The <polygon> tag is used to create a graphic that contains at least three sides. It can have as many sides as necessary, and it can be any shape, as long as it is made up entirely of straight line segments.

We can use <polygon> to create basic triangles, hexagons and star shapes or others. A <polygon> element must also be a closed shape, so that it can't be just an open-ended series of lines.

Code Example

SVG Image

<?xml version="1.0" standalone="no"?>

Right-click on the image to open the SVG viewer pop-up menu. Click 'view SVG' to display the image in a new, full window to zoom & pan the image.  (SVG Viewer Tips)

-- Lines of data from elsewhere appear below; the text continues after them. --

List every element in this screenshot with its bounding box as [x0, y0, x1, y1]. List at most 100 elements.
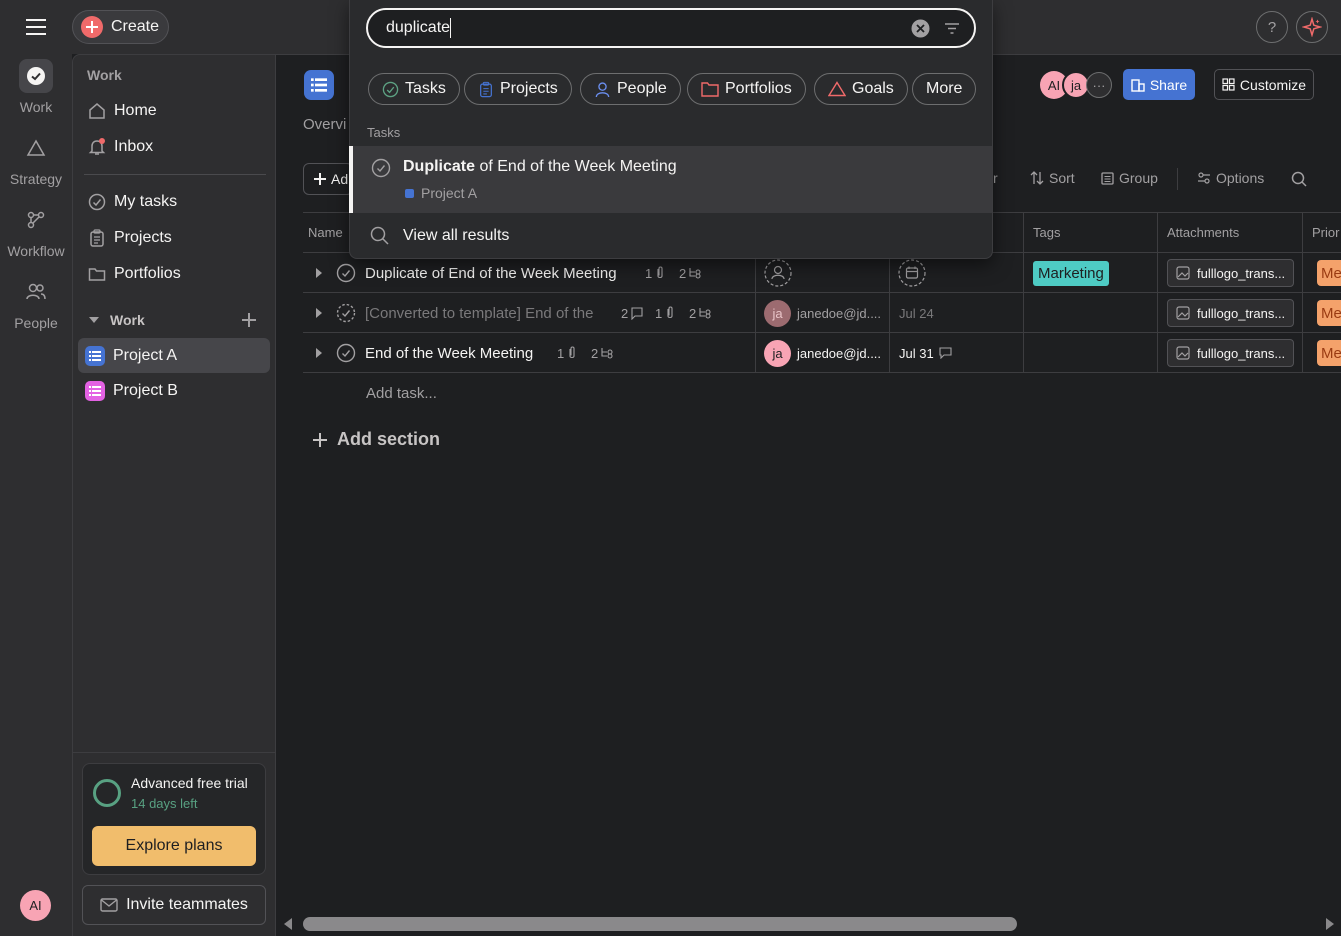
- ai-sparkle-button[interactable]: [1296, 11, 1328, 43]
- table-row[interactable]: End of the Week Meeting 1 2 ja janedoe@j…: [303, 333, 1341, 373]
- column-header-attachments[interactable]: Attachments: [1167, 225, 1239, 240]
- task-complete-checkbox[interactable]: [336, 253, 356, 293]
- add-section-button[interactable]: Add section: [313, 429, 440, 450]
- rail-item-workflow[interactable]: Workflow: [0, 203, 72, 259]
- assignee[interactable]: ja janedoe@jd....: [764, 293, 881, 333]
- subtask-count: 2: [689, 293, 712, 333]
- due-date-empty-icon[interactable]: [898, 253, 926, 293]
- sort-button[interactable]: Sort: [1030, 170, 1075, 186]
- group-icon: [1101, 171, 1114, 185]
- assignee-avatar: ja: [764, 299, 791, 327]
- group-button[interactable]: Group: [1101, 170, 1158, 186]
- sidebar-item-home[interactable]: Home: [84, 94, 269, 128]
- filter-chip-tasks[interactable]: Tasks: [368, 73, 460, 105]
- plus-icon: [81, 16, 103, 38]
- sidebar-item-portfolios[interactable]: Portfolios: [84, 257, 269, 291]
- assignee-empty-icon[interactable]: [764, 253, 792, 293]
- due-date[interactable]: Jul 24: [899, 293, 934, 333]
- assignee[interactable]: ja janedoe@jd....: [764, 333, 881, 373]
- filter-chip-projects[interactable]: Projects: [464, 73, 572, 105]
- clear-search-icon[interactable]: [911, 19, 930, 38]
- sidebar-item-my-tasks[interactable]: My tasks: [84, 185, 269, 219]
- sidebar-item-project-b[interactable]: Project B: [78, 374, 270, 408]
- tag-badge[interactable]: Marketing: [1033, 253, 1109, 293]
- more-members-icon[interactable]: ···: [1086, 72, 1112, 98]
- menu-icon[interactable]: [24, 16, 48, 38]
- add-task-row[interactable]: Add task...: [366, 385, 437, 402]
- recurring-comment-icon: [939, 347, 952, 359]
- comment-count: 2: [621, 293, 644, 333]
- expand-caret-icon[interactable]: [315, 333, 323, 373]
- sidebar-work-group[interactable]: Work: [88, 312, 145, 328]
- task-complete-checkbox[interactable]: [336, 333, 356, 373]
- search-icon[interactable]: [1291, 171, 1307, 187]
- filter-chip-portfolios[interactable]: Portfolios: [687, 73, 806, 105]
- add-project-icon[interactable]: [242, 313, 256, 327]
- table-row[interactable]: Duplicate of End of the Week Meeting 1 2…: [303, 253, 1341, 293]
- expand-caret-icon[interactable]: [315, 253, 323, 293]
- column-header-priority[interactable]: Prior: [1312, 225, 1339, 240]
- column-header-tags[interactable]: Tags: [1033, 225, 1060, 240]
- table-row[interactable]: [Converted to template] End of the 2 1 2…: [303, 293, 1341, 333]
- plus-icon: [314, 173, 326, 185]
- sidebar-section-title: Work: [87, 67, 122, 83]
- plus-icon: [313, 432, 327, 447]
- rail-item-people[interactable]: People: [0, 275, 72, 331]
- task-name[interactable]: Duplicate of End of the Week Meeting: [365, 253, 617, 293]
- scroll-thumb[interactable]: [303, 917, 1017, 931]
- subtask-icon: [601, 348, 613, 359]
- rail-label: Workflow: [7, 243, 65, 259]
- filter-chip-more[interactable]: More: [912, 73, 977, 105]
- priority-badge[interactable]: Me: [1317, 340, 1341, 366]
- rail-item-strategy[interactable]: Strategy: [0, 131, 72, 187]
- explore-plans-button[interactable]: Explore plans: [92, 826, 256, 866]
- filter-icon[interactable]: [944, 22, 960, 35]
- sidebar-item-projects[interactable]: Projects: [84, 221, 269, 255]
- workflow-icon: [19, 203, 53, 237]
- share-button[interactable]: Share: [1123, 69, 1195, 100]
- help-button[interactable]: ?: [1256, 11, 1288, 43]
- task-name[interactable]: End of the Week Meeting: [365, 333, 533, 373]
- tab-overview[interactable]: Overvi: [303, 116, 346, 133]
- invite-teammates-button[interactable]: Invite teammates: [82, 885, 266, 925]
- sidebar-item-inbox[interactable]: Inbox: [84, 130, 269, 164]
- rail-item-work[interactable]: Work: [0, 59, 72, 115]
- paperclip-icon: [667, 306, 673, 319]
- template-checkbox[interactable]: [336, 293, 356, 333]
- search-result-item[interactable]: Duplicate of End of the Week Meeting Pro…: [349, 146, 992, 213]
- home-icon: [88, 102, 106, 120]
- filter-chip-people[interactable]: People: [580, 73, 681, 105]
- user-avatar[interactable]: AI: [20, 890, 51, 921]
- attachment-chip[interactable]: fulllogo_trans...: [1167, 259, 1295, 287]
- mail-icon: [100, 898, 118, 912]
- check-circle-icon: [371, 158, 391, 178]
- search-input[interactable]: duplicate: [366, 8, 976, 48]
- priority-badge[interactable]: Me: [1317, 300, 1341, 326]
- add-task-button[interactable]: Ad: [303, 163, 353, 195]
- scroll-left-icon[interactable]: [283, 918, 293, 930]
- sidebar-item-label: Projects: [114, 229, 172, 246]
- due-date[interactable]: Jul 31: [899, 333, 952, 373]
- column-header-name[interactable]: Name: [308, 225, 343, 240]
- rail-label: Work: [19, 99, 53, 115]
- attachment-count: 1: [645, 253, 666, 293]
- toolbar-divider: [1177, 168, 1178, 190]
- sidebar-item-project-a[interactable]: Project A: [78, 338, 270, 373]
- task-name[interactable]: [Converted to template] End of the: [365, 293, 593, 333]
- project-color-dot: [405, 188, 414, 198]
- filter-button[interactable]: r: [993, 170, 998, 186]
- create-button[interactable]: Create: [72, 10, 169, 44]
- attachment-chip[interactable]: fulllogo_trans...: [1167, 339, 1295, 367]
- priority-badge[interactable]: Me: [1317, 260, 1341, 286]
- search-result-project: Project A: [405, 185, 477, 201]
- options-icon: [1198, 172, 1210, 184]
- attachment-chip[interactable]: fulllogo_trans...: [1167, 299, 1295, 327]
- options-button[interactable]: Options: [1197, 170, 1264, 186]
- expand-caret-icon[interactable]: [315, 293, 323, 333]
- sidebar-item-label: Project A: [113, 346, 178, 364]
- customize-button[interactable]: Customize: [1214, 69, 1314, 100]
- scroll-right-icon[interactable]: [1325, 918, 1335, 930]
- view-all-results[interactable]: View all results: [370, 226, 509, 245]
- filter-chip-goals[interactable]: Goals: [814, 73, 908, 105]
- paperclip-icon: [657, 266, 663, 279]
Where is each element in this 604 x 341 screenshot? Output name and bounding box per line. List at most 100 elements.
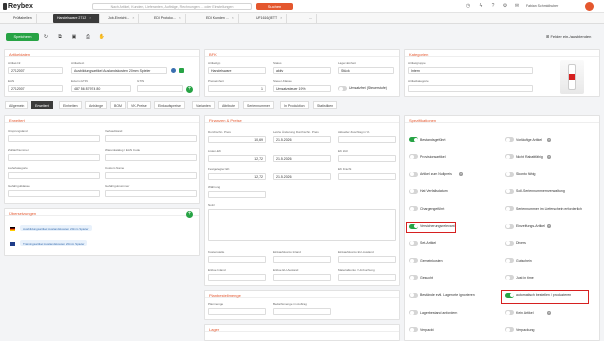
translate-icon[interactable]	[171, 68, 176, 73]
ek-zoll-input[interactable]	[338, 155, 396, 162]
avatar[interactable]	[585, 2, 594, 11]
help-icon[interactable]: ?	[547, 224, 551, 228]
notiz-textarea[interactable]	[208, 209, 396, 241]
refresh-icon[interactable]: ↻	[42, 33, 50, 41]
preiseinheit-input[interactable]: 1	[208, 85, 266, 92]
archive-icon[interactable]: ▣	[70, 33, 78, 41]
tab-prueftabellen[interactable]: Prüftabellen	[9, 14, 37, 23]
export-icon[interactable]: ⎙	[84, 33, 92, 41]
verkaufsland-select[interactable]	[105, 135, 197, 142]
toggle-right-2[interactable]	[505, 171, 514, 177]
steuer-select[interactable]: Umsatzsteuer 19%	[273, 85, 331, 92]
ean-input[interactable]: 2712007	[8, 85, 63, 92]
subtab-erweitert[interactable]: Erweitert	[31, 101, 53, 109]
help-icon[interactable]: ?	[547, 154, 551, 159]
subtab-statistiken[interactable]: Statistiken	[313, 101, 338, 109]
toggle-left-5[interactable]	[409, 223, 418, 229]
fields-toggle-button[interactable]: ⊞ Felder ein-/ausblenden	[546, 34, 591, 39]
close-icon[interactable]: ×	[132, 16, 134, 20]
toggle-left-0[interactable]	[409, 137, 418, 142]
warenkatalog-input[interactable]	[105, 154, 197, 161]
toggle-left-10[interactable]	[409, 310, 418, 315]
check-icon[interactable]	[179, 68, 184, 73]
subtab-einkaufspreise[interactable]: Einkaufspreise	[154, 101, 185, 109]
subtab-attribute[interactable]: Attribute	[218, 101, 240, 109]
subtab-seriennummer[interactable]: Seriennummer	[243, 101, 274, 109]
aenderung-date-input[interactable]: 21.5.2026	[273, 136, 331, 143]
subtab-varianten[interactable]: Varianten	[192, 101, 215, 109]
aenderung3-date-input[interactable]: 21.5.2026	[273, 173, 331, 180]
toggle-right-8[interactable]	[505, 275, 514, 281]
erloes-inland-select[interactable]	[208, 274, 266, 281]
tab-edi-protokoll[interactable]: EDI Protoko... ×	[150, 14, 186, 23]
toggle-left-4[interactable]	[409, 206, 418, 212]
toggle-right-5[interactable]	[505, 223, 514, 229]
subtab-vk-preise[interactable]: VK-Preise	[127, 101, 151, 109]
erloes-eu-select[interactable]	[273, 274, 331, 281]
toggle-right-4[interactable]	[505, 206, 514, 212]
toggle-right-3[interactable]	[505, 188, 514, 194]
aenderung2-date-input[interactable]: 21.5.2026	[273, 155, 331, 162]
listen-ek-input[interactable]: 12,72	[208, 155, 266, 162]
toggle-left-3[interactable]	[409, 188, 418, 194]
tab-more[interactable]: ...	[305, 14, 317, 23]
add-translation-button[interactable]: +	[186, 211, 193, 218]
subtab-anhaenge[interactable]: Anhänge	[85, 101, 108, 109]
lightning-icon[interactable]: ϟ	[478, 3, 484, 9]
planmenge-input[interactable]	[208, 308, 266, 315]
einkauf-inland-select[interactable]	[273, 256, 331, 263]
help-icon[interactable]: ?	[490, 3, 496, 9]
translation-chip-en[interactable]: Trainingsartikel Auslandskosten 20mm Spi…	[20, 240, 88, 246]
artikelkategorie-select[interactable]	[408, 85, 533, 92]
settings-icon[interactable]: ⚙	[502, 3, 508, 9]
close-icon[interactable]: ×	[89, 16, 91, 20]
copy-icon[interactable]: ⧉	[56, 33, 64, 41]
hand-icon[interactable]: ✋	[98, 33, 106, 41]
help-icon[interactable]: ?	[547, 310, 551, 315]
search-button[interactable]: Suchen	[256, 3, 293, 10]
toggle-right-9[interactable]	[505, 292, 514, 298]
close-icon[interactable]: ×	[179, 16, 181, 20]
status-select[interactable]: aktiv	[273, 67, 331, 74]
notification-icon[interactable]: ✉	[514, 3, 520, 9]
tab-artikel-active[interactable]: Handelsware 2712 ×	[53, 14, 100, 23]
close-icon[interactable]: ×	[280, 16, 282, 20]
festgelegt-ek-input[interactable]: 12,72	[208, 173, 266, 180]
save-button[interactable]: Speichern	[6, 33, 39, 41]
extern-gtin-input[interactable]: 487 56 87974 80	[71, 85, 131, 92]
toggle-right-0[interactable]	[505, 137, 514, 142]
gtin-input[interactable]	[137, 85, 183, 92]
toggle-left-6[interactable]	[409, 240, 418, 246]
custom-name-input[interactable]	[105, 172, 197, 179]
durchschnittspreis-input[interactable]: 10,69	[208, 136, 266, 143]
artikeltyp-select[interactable]: Handelsware	[208, 67, 266, 74]
toggle-right-10[interactable]	[505, 310, 514, 315]
kostenstelle-select[interactable]	[208, 256, 266, 263]
toggle-left-2[interactable]	[409, 171, 418, 177]
toggle-left-1[interactable]	[409, 154, 418, 160]
subtab-allgemein[interactable]: Allgemein	[5, 101, 29, 109]
add-gtin-button[interactable]: +	[186, 86, 193, 93]
close-icon[interactable]: ×	[232, 16, 234, 20]
artikeltext-input[interactable]: Ausbildungsartikel Auslandskosten 20mm S…	[71, 67, 167, 74]
app-logo[interactable]: Reybex	[8, 3, 33, 10]
artikelgruppe-select[interactable]: Intern	[408, 67, 533, 74]
einkauf-eu-select[interactable]	[338, 256, 396, 263]
toggle-left-7[interactable]	[409, 258, 418, 264]
waehrung-select[interactable]	[208, 191, 266, 198]
subtab-bom[interactable]: BOM	[110, 101, 126, 109]
materialkonto-select[interactable]	[338, 274, 396, 281]
toggle-left-11[interactable]	[409, 327, 418, 333]
zolltarif-input[interactable]	[8, 154, 100, 161]
gefahrgutnummer-input[interactable]	[105, 190, 197, 197]
toggle-right-11[interactable]	[505, 327, 514, 333]
lieferkategorie-select[interactable]	[8, 172, 100, 179]
toggle-right-7[interactable]	[505, 258, 514, 264]
subtab-einheiten[interactable]: Einheiten	[59, 101, 82, 109]
user-name[interactable]: Fabian Schmidhuber	[526, 4, 558, 8]
tab-edi-kunden[interactable]: EDI Kunden ... ×	[202, 14, 239, 23]
toggle-left-9[interactable]	[409, 292, 418, 298]
gefahrgut-input[interactable]	[8, 190, 100, 197]
history-icon[interactable]: ◷	[465, 3, 471, 9]
translation-chip-de[interactable]: Ausbildungsartikel Auslandskosten 20mm S…	[20, 225, 92, 231]
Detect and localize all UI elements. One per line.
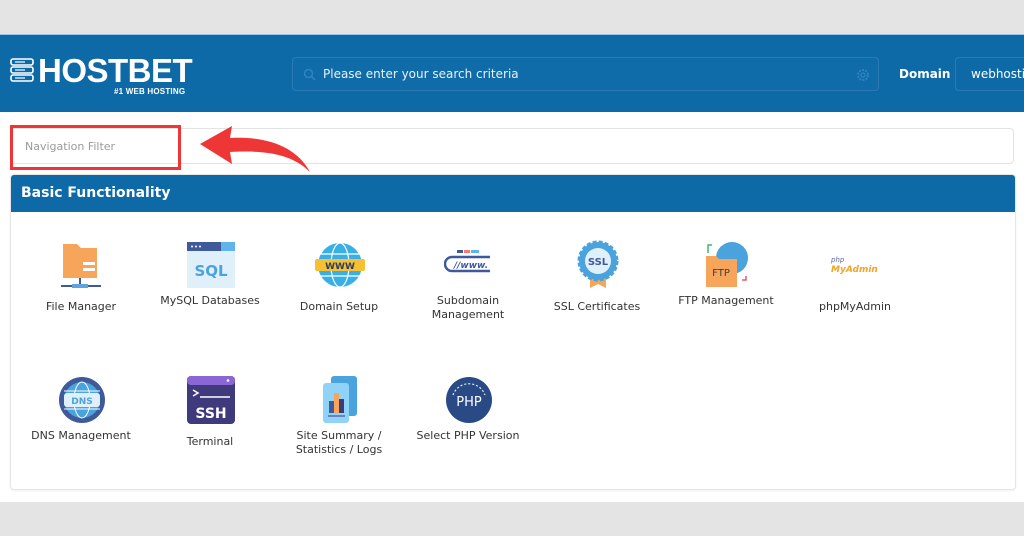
bottom-margin [0, 502, 1024, 536]
ssh-terminal-icon: SSH [187, 376, 235, 424]
brand-name: HOSTBET [38, 52, 193, 89]
navigation-filter-input[interactable] [25, 129, 325, 163]
svg-text:SSH: SSH [195, 406, 226, 422]
search-icon [303, 68, 316, 81]
section-title: Basic Functionality [11, 175, 1015, 212]
top-margin [0, 0, 1024, 34]
tool-site-summary[interactable]: Site Summary / Statistics / Logs [279, 375, 399, 495]
svg-text:FTP: FTP [712, 268, 730, 279]
tool-select-php-version[interactable]: PHP Select PHP Version [408, 375, 528, 495]
tool-label: MySQL Databases [160, 294, 260, 307]
svg-text:SSL: SSL [588, 257, 609, 268]
tool-phpmyadmin[interactable]: php MyAdmin phpMyAdmin [795, 240, 915, 360]
header-bar: HOSTBET #1 WEB HOSTING Domain webhosting [0, 34, 1024, 112]
dns-globe-icon: DNS [59, 377, 105, 423]
tool-label: DNS Management [31, 429, 131, 442]
svg-text:DNS: DNS [71, 397, 93, 407]
search-input[interactable] [323, 58, 843, 90]
statistics-icon [323, 376, 357, 423]
tool-label: File Manager [45, 300, 117, 313]
tool-label: Terminal [186, 435, 234, 448]
mysql-icon: SQL [187, 242, 235, 288]
navigation-filter[interactable] [10, 128, 1014, 164]
basic-functionality-panel: Basic Functionality File Manager SQL MyS… [10, 174, 1016, 490]
tool-label: FTP Management [678, 294, 774, 307]
tool-terminal[interactable]: SSH Terminal [150, 375, 270, 495]
file-manager-icon [61, 244, 101, 288]
tool-label: Select PHP Version [416, 429, 520, 442]
ssl-badge-icon: SSL [577, 240, 619, 288]
tool-label: Domain Setup [299, 300, 379, 313]
svg-text:WWW: WWW [325, 262, 355, 272]
tool-file-manager[interactable]: File Manager [21, 240, 141, 360]
tool-subdomain-management[interactable]: //www. Subdomain Management [408, 240, 528, 360]
brand-tagline: #1 WEB HOSTING [114, 87, 186, 96]
main-content: Basic Functionality File Manager [0, 112, 1024, 502]
gear-icon[interactable] [856, 68, 870, 82]
www-globe-icon: WWW [315, 242, 365, 288]
tool-label: Site Summary / Statistics / Logs [295, 429, 383, 456]
domain-label: Domain [899, 67, 951, 81]
svg-text:SQL: SQL [194, 262, 228, 280]
tool-label: SSL Certificates [553, 300, 641, 313]
svg-text:MyAdmin: MyAdmin [831, 265, 878, 275]
svg-text:PHP: PHP [456, 395, 482, 410]
global-search[interactable] [292, 57, 879, 91]
subdomain-icon: //www. [444, 250, 490, 273]
domain-select[interactable]: webhosting [955, 57, 1024, 91]
tool-mysql-databases[interactable]: SQL MySQL Databases [150, 240, 270, 360]
php-version-icon: PHP [446, 377, 492, 423]
tool-domain-setup[interactable]: WWW Domain Setup [279, 240, 399, 360]
svg-text://www.: //www. [453, 261, 488, 271]
tool-ftp-management[interactable]: FTP FTP Management [666, 240, 786, 360]
server-stack-icon [10, 58, 34, 82]
phpmyadmin-icon: php MyAdmin [831, 256, 878, 275]
svg-text:php: php [831, 256, 845, 264]
ftp-icon: FTP [706, 242, 748, 287]
tool-label: Subdomain Management [431, 294, 505, 321]
tool-ssl-certificates[interactable]: SSL SSL Certificates [537, 240, 657, 360]
brand-logo[interactable]: HOSTBET #1 WEB HOSTING [10, 52, 200, 101]
tool-label: phpMyAdmin [819, 300, 891, 313]
tool-dns-management[interactable]: DNS DNS Management [21, 375, 141, 495]
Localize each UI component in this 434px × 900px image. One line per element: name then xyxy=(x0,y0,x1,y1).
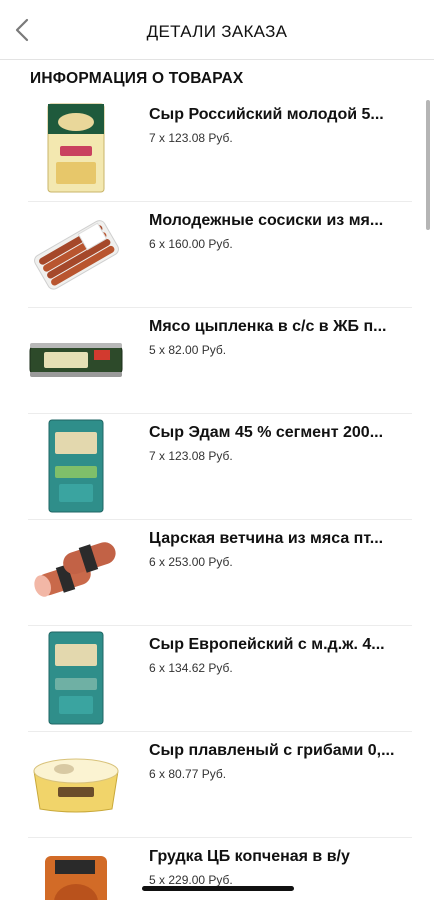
product-name: Грудка ЦБ копченая в в/у xyxy=(149,848,350,865)
list-item[interactable]: Мясо цыпленка в с/с в ЖБ п... 5 x 82.00 … xyxy=(0,308,434,414)
list-item[interactable]: Сыр Российский молодой 5... 7 x 123.08 Р… xyxy=(0,96,434,202)
sausages-package-icon xyxy=(34,220,119,290)
smoked-breast-icon xyxy=(45,856,107,900)
product-image xyxy=(28,100,124,196)
cheese-package-icon xyxy=(48,419,104,513)
list-item[interactable]: Молодежные сосиски из мя... 6 x 160.00 Р… xyxy=(0,202,434,308)
product-image xyxy=(28,630,124,726)
home-indicator[interactable] xyxy=(142,886,294,891)
product-quantity-price: 7 x 123.08 Руб. xyxy=(149,131,233,145)
product-image xyxy=(28,736,124,832)
product-image xyxy=(28,206,124,302)
page-title: ДЕТАЛИ ЗАКАЗА xyxy=(146,22,288,41)
product-image xyxy=(28,842,124,900)
list-item[interactable]: Сыр Эдам 45 % сегмент 200... 7 x 123.08 … xyxy=(0,414,434,520)
order-items-list: Сыр Российский молодой 5... 7 x 123.08 Р… xyxy=(0,96,434,900)
top-navigation-bar: ДЕТАЛИ ЗАКАЗА xyxy=(0,0,434,60)
cheese-package-icon xyxy=(47,103,105,193)
product-quantity-price: 5 x 229.00 Руб. xyxy=(149,873,233,887)
ham-icon xyxy=(34,542,116,597)
product-name: Царская ветчина из мяса пт... xyxy=(149,530,384,547)
product-image xyxy=(28,418,124,514)
processed-cheese-tub-icon xyxy=(33,758,119,813)
list-item[interactable]: Царская ветчина из мяса пт... 6 x 253.00… xyxy=(0,520,434,626)
product-quantity-price: 6 x 80.77 Руб. xyxy=(149,767,227,781)
product-name: Сыр Эдам 45 % сегмент 200... xyxy=(149,424,384,441)
section-title: ИНФОРМАЦИЯ О ТОВАРАХ xyxy=(30,70,244,87)
list-item[interactable]: Сыр Европейский с м.д.ж. 4... 6 x 134.62… xyxy=(0,626,434,732)
product-quantity-price: 5 x 82.00 Руб. xyxy=(149,343,227,357)
cheese-package-icon xyxy=(48,631,104,725)
canned-chicken-icon xyxy=(29,343,123,377)
product-image xyxy=(28,524,124,620)
product-quantity-price: 6 x 160.00 Руб. xyxy=(149,237,233,251)
product-name: Мясо цыпленка в с/с в ЖБ п... xyxy=(149,318,387,335)
product-name: Молодежные сосиски из мя... xyxy=(149,212,384,229)
product-name: Сыр Российский молодой 5... xyxy=(149,106,384,123)
product-quantity-price: 6 x 253.00 Руб. xyxy=(149,555,233,569)
product-name: Сыр плавленый с грибами 0,... xyxy=(149,742,395,759)
product-quantity-price: 7 x 123.08 Руб. xyxy=(149,449,233,463)
product-image xyxy=(28,312,124,408)
scrollbar[interactable] xyxy=(426,100,430,230)
product-quantity-price: 6 x 134.62 Руб. xyxy=(149,661,233,675)
list-item[interactable]: Сыр плавленый с грибами 0,... 6 x 80.77 … xyxy=(0,732,434,838)
product-name: Сыр Европейский с м.д.ж. 4... xyxy=(149,636,385,653)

<!DOCTYPE svg PUBLIC "-//W3C//DTD SVG 1.0//EN"
" http://www.w3.org/TR/2001/REC-SVG-20010904/DTD/svg10.dtd">

<svg width="120" height="250">

<!-- Triangle -->
<polygon points="20,15 20,50 60,20"
style="fill: blue; stroke: black;"/>

<!-- A Parallelogram -->
<polygon points="30,70 60,70 45,100 15,100"
style="fill: red; stroke: black;"/>

<!-- A Star -->
<polygon points="35,120.5 37.9,129.1 46.9,129.1 39.7,134.5 42.3, 143.1
35,139 27.7,143.1 30.3,134.5 23.1,129.1 32.1,129.1"
style="fill: #ccffcc; stroke: green;"/>

<!-- A unfilled Star with intersecting lines -->
<polygon points="38,166 16,236 76,188 5,188 60,236"
style="stroke: black; fill: none;"/>

</svg>

Code explanation

The <polygon> element takes a series of points and plots them on the coordinate system, then draws lines between the points to make a shape.

The points attribute consists of a series of x- and y-coordinate pairs separated by commas or whitespace.

The <polygon> element will always close a shape. You must give an even number of entries in the series of numbers. You don't have to return to the starting point; the shape will automatically be closed.